New York City - The dedication ceremony for the exhibit, "Go For Broke: Japanese American Soldiers Fighting on Two Fronts," was held at the Ellis Island Immigration Museum on August 8, 2010. The exhibit was created by the Japanese American Wartime History Project with Eric Saul as curator. Saul, former director of the Presidio Army Museum, created the original "Go For Broke" exhibit in 1980. Saul said, "This is a wonderful tribute to the veterans on the 65th anniversary of the end of World War II. Their history is one of the great stories in American history." Tribute was paid to the veterans of World War II, several of whom were in attendance.
George Takei, of Star Trek fame, served as Master of Ceremonies with the United States Park Police posting the colors. The National Anthem was sung by Abbi Bingham Endicott. Chaplain Lt. Commander U.S. Navy John M. Miyahara gave the invocation and benediction. Remarks were made by Ambassador Shinichi Nishimiya, Consul General of Japan in New York, and Robert Nakamoto, President of the Japanese American Veterans Association (JAVA). Floyd Mori, National Executive Director of the Japanese American Citizens League (JACL), spoke about Mike Masaoka, to whom Saul has dedicated the exhibit, along with Chet Tanaka, who worked with Masaoka in the 442nd Regimental Combat Team. Mr. David Luchsinger, Superintendent of the Statue of Liberty and Ellis Island, also spoke at the dedication as did Joanne Oppenheim, author of Dear Ms. Breed.

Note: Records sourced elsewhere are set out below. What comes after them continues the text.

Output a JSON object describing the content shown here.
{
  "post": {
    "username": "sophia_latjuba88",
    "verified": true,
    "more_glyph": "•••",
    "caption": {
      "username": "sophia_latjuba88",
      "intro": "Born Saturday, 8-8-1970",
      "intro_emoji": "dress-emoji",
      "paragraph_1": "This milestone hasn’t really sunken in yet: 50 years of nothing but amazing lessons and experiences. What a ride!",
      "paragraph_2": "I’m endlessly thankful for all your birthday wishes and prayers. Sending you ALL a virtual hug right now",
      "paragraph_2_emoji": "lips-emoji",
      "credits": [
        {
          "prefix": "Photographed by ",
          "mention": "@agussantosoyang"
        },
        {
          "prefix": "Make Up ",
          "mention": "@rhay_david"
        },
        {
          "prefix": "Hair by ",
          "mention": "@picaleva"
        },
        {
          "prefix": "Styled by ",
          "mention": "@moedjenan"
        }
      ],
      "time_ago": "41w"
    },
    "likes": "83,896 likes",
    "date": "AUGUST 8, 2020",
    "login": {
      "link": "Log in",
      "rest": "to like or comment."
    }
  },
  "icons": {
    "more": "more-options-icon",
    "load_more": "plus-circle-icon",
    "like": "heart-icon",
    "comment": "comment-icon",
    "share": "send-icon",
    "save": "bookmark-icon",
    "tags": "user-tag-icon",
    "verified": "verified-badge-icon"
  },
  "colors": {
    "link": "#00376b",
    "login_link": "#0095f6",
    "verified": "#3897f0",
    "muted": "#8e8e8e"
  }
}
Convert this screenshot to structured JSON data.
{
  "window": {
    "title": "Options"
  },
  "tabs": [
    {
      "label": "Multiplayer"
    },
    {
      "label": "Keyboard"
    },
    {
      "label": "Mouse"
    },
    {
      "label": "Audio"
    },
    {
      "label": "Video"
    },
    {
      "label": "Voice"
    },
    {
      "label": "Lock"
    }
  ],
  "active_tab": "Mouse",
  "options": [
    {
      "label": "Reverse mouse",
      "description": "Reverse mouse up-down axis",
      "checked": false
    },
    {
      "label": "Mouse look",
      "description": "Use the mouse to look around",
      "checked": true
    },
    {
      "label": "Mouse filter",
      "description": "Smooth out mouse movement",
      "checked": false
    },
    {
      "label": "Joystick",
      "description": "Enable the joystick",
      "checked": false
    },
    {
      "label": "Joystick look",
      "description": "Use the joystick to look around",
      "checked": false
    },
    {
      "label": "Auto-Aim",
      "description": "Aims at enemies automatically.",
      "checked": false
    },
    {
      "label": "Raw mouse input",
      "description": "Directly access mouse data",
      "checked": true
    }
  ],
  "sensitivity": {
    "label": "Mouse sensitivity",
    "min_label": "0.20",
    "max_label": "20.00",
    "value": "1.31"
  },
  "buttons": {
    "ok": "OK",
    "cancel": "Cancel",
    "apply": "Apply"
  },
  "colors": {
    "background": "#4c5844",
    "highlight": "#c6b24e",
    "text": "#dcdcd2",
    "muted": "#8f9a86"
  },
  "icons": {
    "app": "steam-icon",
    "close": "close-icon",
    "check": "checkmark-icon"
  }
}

The keynote address was given by Major General Kelly McKeague, USAF, Office of Joint Chiefs of Staff, Department of Defense. He spoke of the Hawaii National Guard which had been in existence since 1893. They were discharged in 1898 and reorganized in 1899 under the Territory of Hawaii. Japanese Americans were a large part of the National Guard. The 100th Infantry Battalion was formed and sent to Camp Shelby in Mississippi. They were joined by the Japanese Americans from the mainland who made up the 442nd Regimental Combat Team. They did not get along at first until the Hawaii soldiers were taken on a visit to the concentration camp in Rohwer, Arkansas. When they saw the conditions from which many of the 442nd enlisted, their attitudes changed. They began to understand each other and get along. He mentioned President Harry Truman's remarks to the Japanese American soldiers upon their return from the war that they had not only fought the enemy but fought prejudice and had won.
Also shown for those who attended the dedication at the Museum was the film, "442: Live with Honor, Die with Dignity." It is highly recommended for anyone who would like to know more about the history of the 100th/442nd and Japanese Americans.
Comprising the exhibit are 150 rare photographs collected from a number of prominent government agency archives and private collections from Hawaii and the mainland America. The exhibit opened to the public on Monday, July 5, 2010, and will be open seven days a week throughout the summer at Ellis Island.